In China, the Gobi Desert is expanding more than 10,000 square kilometres per year, threatening many villages. Oxford-based expert Norman Myers says Morocco, Tunisia and Libya are each losing over 1,000 square kilometres of productive land a year to desertification. In Egypt, half of irrigated croplands suffer from salinisation, while in Turkey, 160,000 square kilometres of farmland is affected by soil erosion.

It is important to recognise and relieve the plight of displaced people and not let national governments “off the hook for their failure to help prevent land degradation … and, in some cases, for their collusion with owners of forest companies, open mines, and large cattle ranches in practices that degrade land, ” said UNU-EHS associate and advisor Ben Wisner.

“Even in the case of natural events like hurricanes, building a city like New Orleans below sea level in a known hurricane zone was a human decision that led to an environmental catastrophe,” said Oliver-Smith.

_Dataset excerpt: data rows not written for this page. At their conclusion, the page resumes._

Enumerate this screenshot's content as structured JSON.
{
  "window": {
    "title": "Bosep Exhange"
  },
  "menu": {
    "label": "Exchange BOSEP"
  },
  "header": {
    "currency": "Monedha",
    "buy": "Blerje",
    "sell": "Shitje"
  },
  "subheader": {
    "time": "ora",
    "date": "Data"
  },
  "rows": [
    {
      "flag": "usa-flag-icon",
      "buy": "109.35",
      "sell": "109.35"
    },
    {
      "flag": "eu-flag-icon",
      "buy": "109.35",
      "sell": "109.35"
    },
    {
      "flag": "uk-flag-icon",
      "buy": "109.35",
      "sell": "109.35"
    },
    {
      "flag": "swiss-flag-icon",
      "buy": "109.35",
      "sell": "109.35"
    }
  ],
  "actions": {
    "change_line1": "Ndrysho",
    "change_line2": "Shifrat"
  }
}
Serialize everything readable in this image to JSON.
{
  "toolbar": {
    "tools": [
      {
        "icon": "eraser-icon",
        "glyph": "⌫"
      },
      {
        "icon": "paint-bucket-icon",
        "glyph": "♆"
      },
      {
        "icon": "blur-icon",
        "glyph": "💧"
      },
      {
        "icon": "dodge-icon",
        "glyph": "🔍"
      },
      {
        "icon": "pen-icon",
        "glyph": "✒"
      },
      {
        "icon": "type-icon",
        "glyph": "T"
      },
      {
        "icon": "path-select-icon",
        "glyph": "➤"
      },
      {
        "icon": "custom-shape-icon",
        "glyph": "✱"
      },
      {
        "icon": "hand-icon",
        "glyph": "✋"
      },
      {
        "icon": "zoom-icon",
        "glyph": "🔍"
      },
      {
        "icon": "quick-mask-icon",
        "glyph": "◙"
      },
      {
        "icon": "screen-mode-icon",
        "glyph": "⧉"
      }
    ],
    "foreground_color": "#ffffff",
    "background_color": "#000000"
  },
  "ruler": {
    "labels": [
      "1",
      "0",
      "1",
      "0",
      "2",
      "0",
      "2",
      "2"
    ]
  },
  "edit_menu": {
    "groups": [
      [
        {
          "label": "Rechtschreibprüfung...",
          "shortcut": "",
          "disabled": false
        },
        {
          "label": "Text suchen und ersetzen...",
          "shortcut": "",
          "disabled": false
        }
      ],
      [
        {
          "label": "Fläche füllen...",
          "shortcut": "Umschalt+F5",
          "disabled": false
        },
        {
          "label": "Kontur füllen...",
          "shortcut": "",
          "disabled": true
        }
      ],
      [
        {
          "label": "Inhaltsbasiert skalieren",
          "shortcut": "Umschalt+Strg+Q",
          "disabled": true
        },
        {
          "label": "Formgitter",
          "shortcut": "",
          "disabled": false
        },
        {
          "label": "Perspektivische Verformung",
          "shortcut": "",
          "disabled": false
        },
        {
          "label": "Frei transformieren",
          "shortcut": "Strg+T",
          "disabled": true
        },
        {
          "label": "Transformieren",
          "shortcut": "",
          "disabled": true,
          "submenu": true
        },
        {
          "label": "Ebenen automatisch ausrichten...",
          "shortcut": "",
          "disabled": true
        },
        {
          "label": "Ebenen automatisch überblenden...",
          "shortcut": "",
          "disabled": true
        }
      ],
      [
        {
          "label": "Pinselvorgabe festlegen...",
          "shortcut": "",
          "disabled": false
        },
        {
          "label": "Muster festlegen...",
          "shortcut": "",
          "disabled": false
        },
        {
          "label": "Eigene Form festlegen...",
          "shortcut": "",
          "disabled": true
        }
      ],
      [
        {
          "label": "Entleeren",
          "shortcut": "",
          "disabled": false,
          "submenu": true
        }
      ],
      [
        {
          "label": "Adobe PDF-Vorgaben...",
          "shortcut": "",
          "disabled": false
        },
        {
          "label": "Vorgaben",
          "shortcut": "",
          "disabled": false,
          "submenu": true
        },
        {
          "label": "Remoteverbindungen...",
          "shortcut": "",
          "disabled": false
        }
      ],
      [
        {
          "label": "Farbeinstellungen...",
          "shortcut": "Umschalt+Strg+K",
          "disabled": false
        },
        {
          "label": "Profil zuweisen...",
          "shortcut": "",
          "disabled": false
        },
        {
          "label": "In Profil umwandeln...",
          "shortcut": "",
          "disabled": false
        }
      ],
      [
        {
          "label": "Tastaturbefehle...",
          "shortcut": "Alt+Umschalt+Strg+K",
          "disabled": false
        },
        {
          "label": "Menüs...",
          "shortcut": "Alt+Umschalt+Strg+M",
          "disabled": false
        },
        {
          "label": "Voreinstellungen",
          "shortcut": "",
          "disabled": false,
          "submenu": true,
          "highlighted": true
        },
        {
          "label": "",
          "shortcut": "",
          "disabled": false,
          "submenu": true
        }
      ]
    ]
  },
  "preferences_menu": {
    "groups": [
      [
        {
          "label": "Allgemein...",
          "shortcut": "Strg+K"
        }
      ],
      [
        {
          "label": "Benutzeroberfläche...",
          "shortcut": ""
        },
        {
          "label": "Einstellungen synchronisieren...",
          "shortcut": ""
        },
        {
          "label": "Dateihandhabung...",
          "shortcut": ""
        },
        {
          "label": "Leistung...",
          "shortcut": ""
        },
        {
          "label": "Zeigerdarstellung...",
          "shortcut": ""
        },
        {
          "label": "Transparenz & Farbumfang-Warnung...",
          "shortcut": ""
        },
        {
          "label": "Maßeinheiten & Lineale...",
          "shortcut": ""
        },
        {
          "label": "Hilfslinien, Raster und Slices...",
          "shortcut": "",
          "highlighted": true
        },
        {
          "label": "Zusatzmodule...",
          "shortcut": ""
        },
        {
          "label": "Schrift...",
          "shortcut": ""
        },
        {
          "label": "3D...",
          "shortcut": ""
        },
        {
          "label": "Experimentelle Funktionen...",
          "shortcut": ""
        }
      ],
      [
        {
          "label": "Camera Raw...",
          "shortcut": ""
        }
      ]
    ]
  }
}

Worries about toxins in the environment and the costs of rebuilding will likely mean that a large percentage of people displaced from New Orleans will never move back, he said.

Even in the case of the recent earthquake in Pakistan, the majority of the deaths and displaced people can be attributed to the failure of building structures and their location.

“Several hundred thousand people could be permanently displaced,” Oliver-Smith said.

Chief among the slow-moving disasters is land degradation, where croplands and pastures – either because of mismanagement or changing climates – can no longer support the people that live there. Millions of people in Africa and Asia have been forced off their land, and where states cannot cope, the international community has to step in says Bogardi.

And with the growing impacts of climate change, ever larger numbers of people will be affected and forced off their lands.

“Around the world, vulnerability is on the increase due to the rapid development of megacities in coastal areas,” says Oliver-Smith. “Combine this trend with rising sea levels and the growing number and intensity of storms and it is the recipe for a disaster-in-waiting, with enormous potential to create waves of environment-driven migration.”

Some are already planning for the worst. The low-lying Pacific island state of Tuvalu has struck an agreement with New Zealand to accept its 11,600 citizens in the event that rising sea levels swamp the country. By one rough estimate, as many as 100 million people worldwide live in areas below sea level and that could be subject to storm surge.

Bogardi says the UNU is calling for creation of an intergovernmental panel on land degradation along the lines of the Intergovernmental Panel on Climate Change to address this global problem.

“I just hope we act faster than we have on climate change,” he said.